Journal Search Engine
The Journal of The Korea Institute of Intelligent Transport Systems Vol.24 No.6 pp.79-93
자전거도로 영상 데이터 합성을 위한 스테이블 디퓨전 모델 미세 조정 기법
Fine-tuning of Stable Diffusion Models for Image Data Synthesis on Bicycle Roads
Abstract
The growing use of bicycles has heightened the importance of video-based monitoring for preventing accidents and detecting hazardous situations on bicycle roads. However, collecting video data that adequately reflects variations in season, illumination, and weather requires substantial time, and the high cost of data labeling further limits the development of effective object-detection models. To address these challenges, this study proposes an image synthesis method that simultaneously incorporates structural constraints and style adaptation. The proposed approach integrates Stable Diffusion with ControlNet and Low-Rank Adaptation (LoRA), enabling unified control of scene structure through mask images and fine-grained style adjustment. A dataset was constructed using real CCTV footage, and three Stable Diffusion–based backbone models were evaluated for their synthesis performance.
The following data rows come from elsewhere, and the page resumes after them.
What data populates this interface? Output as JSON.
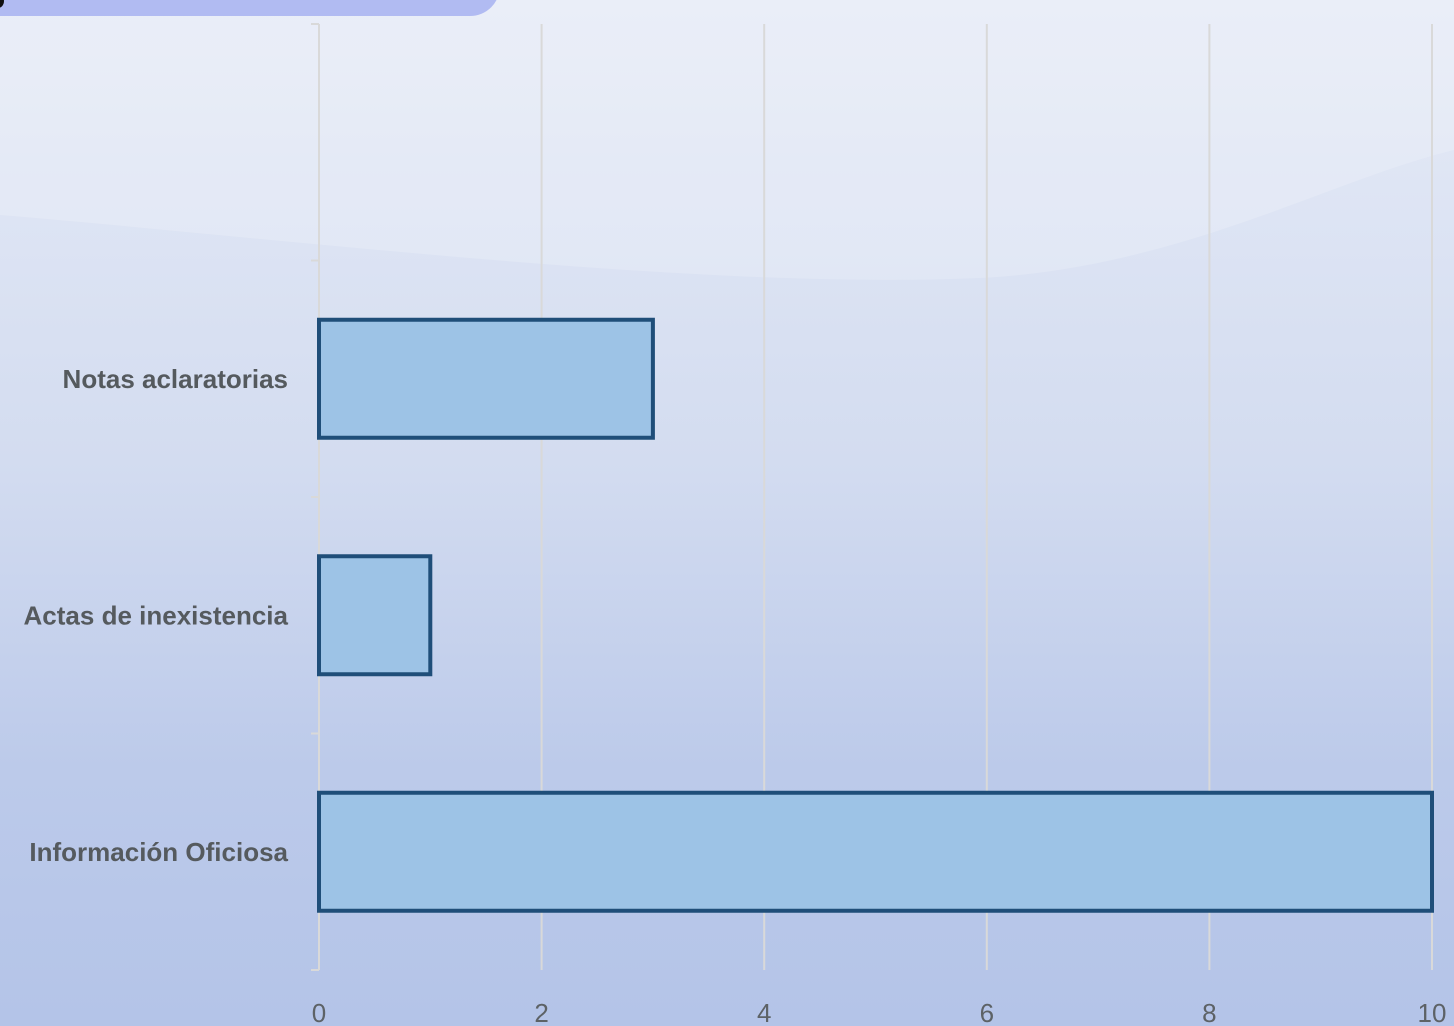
{
  "chart_data": {
    "type": "bar",
    "orientation": "horizontal",
    "categories": [
      "Notas aclaratorias",
      "Actas de inexistencia",
      "Información Oficiosa"
    ],
    "values": [
      3,
      1,
      10
    ],
    "xlim": [
      0,
      10
    ],
    "x_ticks": [
      "0",
      "2",
      "4",
      "6",
      "8",
      "10"
    ],
    "grid": "vertical",
    "colors": {
      "bar_fill": "#9dc3e6",
      "bar_stroke": "#1f4e79",
      "grid": "#d9d9d9"
    }
  }
}
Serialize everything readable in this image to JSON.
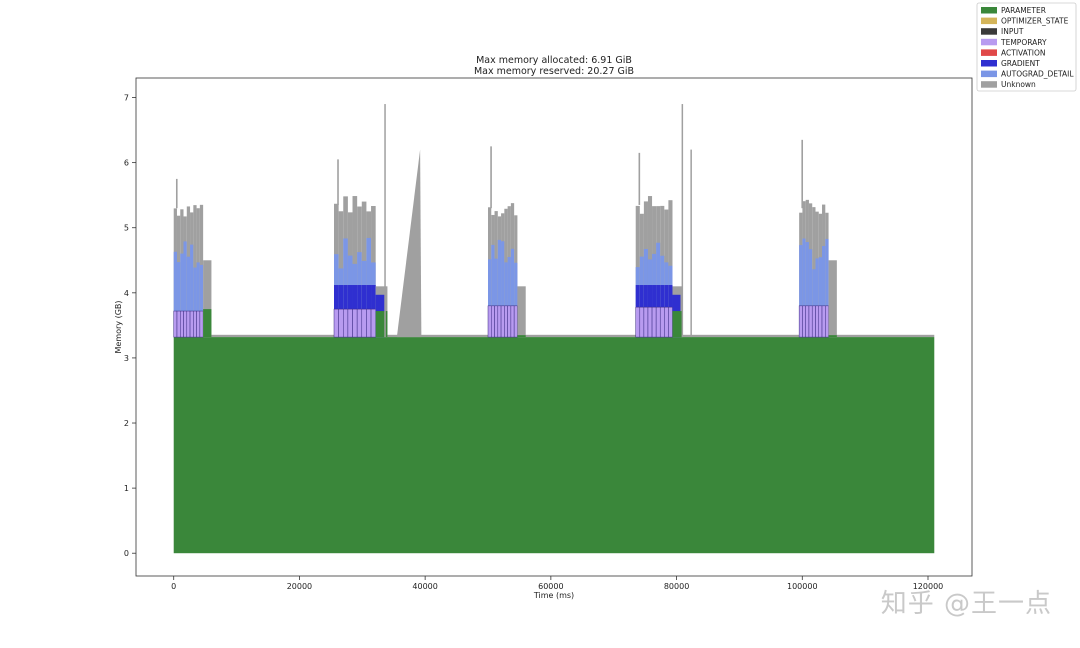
{
  "watermark": "知乎 @王一点",
  "chart_data": {
    "type": "area",
    "title": [
      "Max memory allocated: 6.91 GiB",
      "Max memory reserved: 20.27 GiB"
    ],
    "xlabel": "Time (ms)",
    "ylabel": "Memory (GB)",
    "xlim": [
      -6000,
      127000
    ],
    "ylim": [
      -0.35,
      7.3
    ],
    "xticks": [
      0,
      20000,
      40000,
      60000,
      80000,
      100000,
      120000
    ],
    "yticks": [
      0,
      1,
      2,
      3,
      4,
      5,
      6,
      7
    ],
    "grid": false,
    "legend_position": "outside-top-right",
    "legend": [
      {
        "name": "PARAMETER",
        "color": "#3a873a"
      },
      {
        "name": "OPTIMIZER_STATE",
        "color": "#d4b55a"
      },
      {
        "name": "INPUT",
        "color": "#3a3a3a"
      },
      {
        "name": "TEMPORARY",
        "color": "#b89bf0"
      },
      {
        "name": "ACTIVATION",
        "color": "#e04848"
      },
      {
        "name": "GRADIENT",
        "color": "#2f2fd0"
      },
      {
        "name": "AUTOGRAD_DETAIL",
        "color": "#7b96e6"
      },
      {
        "name": "Unknown",
        "color": "#a0a0a0"
      }
    ],
    "parameter_level": 3.32,
    "time_end": 121000,
    "iterations": [
      {
        "start": 0,
        "end": 6000,
        "temporary_top": 3.72,
        "gradient_top": 3.72,
        "autograd_top": 4.6,
        "unknown_top": 5.3,
        "peak": 5.75,
        "tail_unknown": 4.5,
        "tail_param": 3.75
      },
      {
        "start": 25500,
        "end": 34000,
        "temporary_top": 3.75,
        "gradient_top": 4.12,
        "autograd_top": 4.6,
        "unknown_top": 5.35,
        "peak": 6.05,
        "tail_unknown": 4.1,
        "tail_param": 3.72
      },
      {
        "start": 50000,
        "end": 56000,
        "temporary_top": 3.8,
        "gradient_top": 3.8,
        "autograd_top": 4.6,
        "unknown_top": 5.3,
        "peak": 6.25,
        "tail_unknown": 4.1,
        "tail_param": 3.35
      },
      {
        "start": 73500,
        "end": 81000,
        "temporary_top": 3.78,
        "gradient_top": 4.12,
        "autograd_top": 4.6,
        "unknown_top": 5.35,
        "peak": 6.15,
        "tail_unknown": 4.1,
        "tail_param": 3.72
      },
      {
        "start": 99500,
        "end": 105500,
        "temporary_top": 3.8,
        "gradient_top": 3.8,
        "autograd_top": 4.6,
        "unknown_top": 5.3,
        "peak": 6.35,
        "tail_unknown": 4.5,
        "tail_param": 3.35
      }
    ],
    "spikes": [
      {
        "x": 33500,
        "y": 6.9
      },
      {
        "x": 80800,
        "y": 6.9
      },
      {
        "x": 82200,
        "y": 6.2
      }
    ],
    "wedge": {
      "x_start": 35500,
      "x_peak": 39200,
      "x_end": 39400,
      "peak": 6.2
    }
  }
}
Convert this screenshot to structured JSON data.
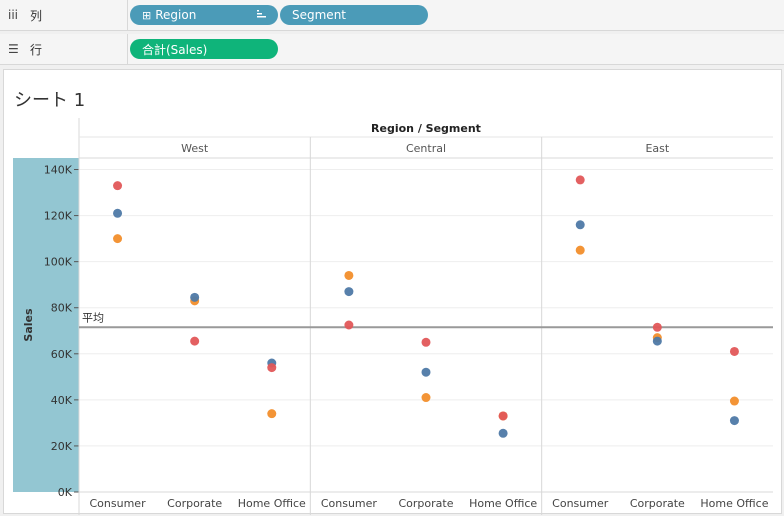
{
  "shelves": {
    "columns": {
      "label": "列",
      "pills": [
        {
          "prefix": "⊞",
          "label": "Region",
          "has_sort_icon": true
        },
        {
          "label": "Segment"
        }
      ]
    },
    "rows": {
      "label": "行",
      "pills": [
        {
          "label": "合計(Sales)"
        }
      ]
    }
  },
  "sheet": {
    "title": "シート 1"
  },
  "chart_data": {
    "type": "scatter",
    "title": "Region / Segment",
    "ylabel": "Sales",
    "ylim": [
      0,
      145000
    ],
    "yticks": [
      0,
      20000,
      40000,
      60000,
      80000,
      100000,
      120000,
      140000
    ],
    "ytick_labels": [
      "0K",
      "20K",
      "40K",
      "60K",
      "80K",
      "100K",
      "120K",
      "140K"
    ],
    "regions": [
      "West",
      "Central",
      "East"
    ],
    "segments": [
      "Consumer",
      "Corporate",
      "Home Office"
    ],
    "reference_line": {
      "label": "平均",
      "value": 71500
    },
    "colors": {
      "orange": "#f28e2b",
      "blue": "#4e79a7",
      "red": "#e15759"
    },
    "series": [
      {
        "color": "#f28e2b",
        "values": [
          [
            110000,
            83000,
            34000
          ],
          [
            94000,
            41000,
            33000
          ],
          [
            105000,
            67000,
            39500
          ]
        ]
      },
      {
        "color": "#4e79a7",
        "values": [
          [
            121000,
            84500,
            56000
          ],
          [
            87000,
            52000,
            25500
          ],
          [
            116000,
            65500,
            31000
          ]
        ]
      },
      {
        "color": "#e15759",
        "values": [
          [
            133000,
            65500,
            54000
          ],
          [
            72500,
            65000,
            33000
          ],
          [
            135500,
            71500,
            61000
          ]
        ]
      }
    ]
  }
}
Fréchet Inception Distance and CLIP-score were used for quantitative assessment, demonstrating that the proposed method achieves superior realism and semantic alignment between images and text. Furthermore, the model successfully generated images reflecting seasonal and weather variations solely through prompt manipulation. This research provides an efficient solution for generating diverse environmental conditions that are difficult to capture in practice, thereby alleviating data scarcity in bicycle-road monitoring and supporting the advancement of nextgeneration object-detection and safety-management technologies.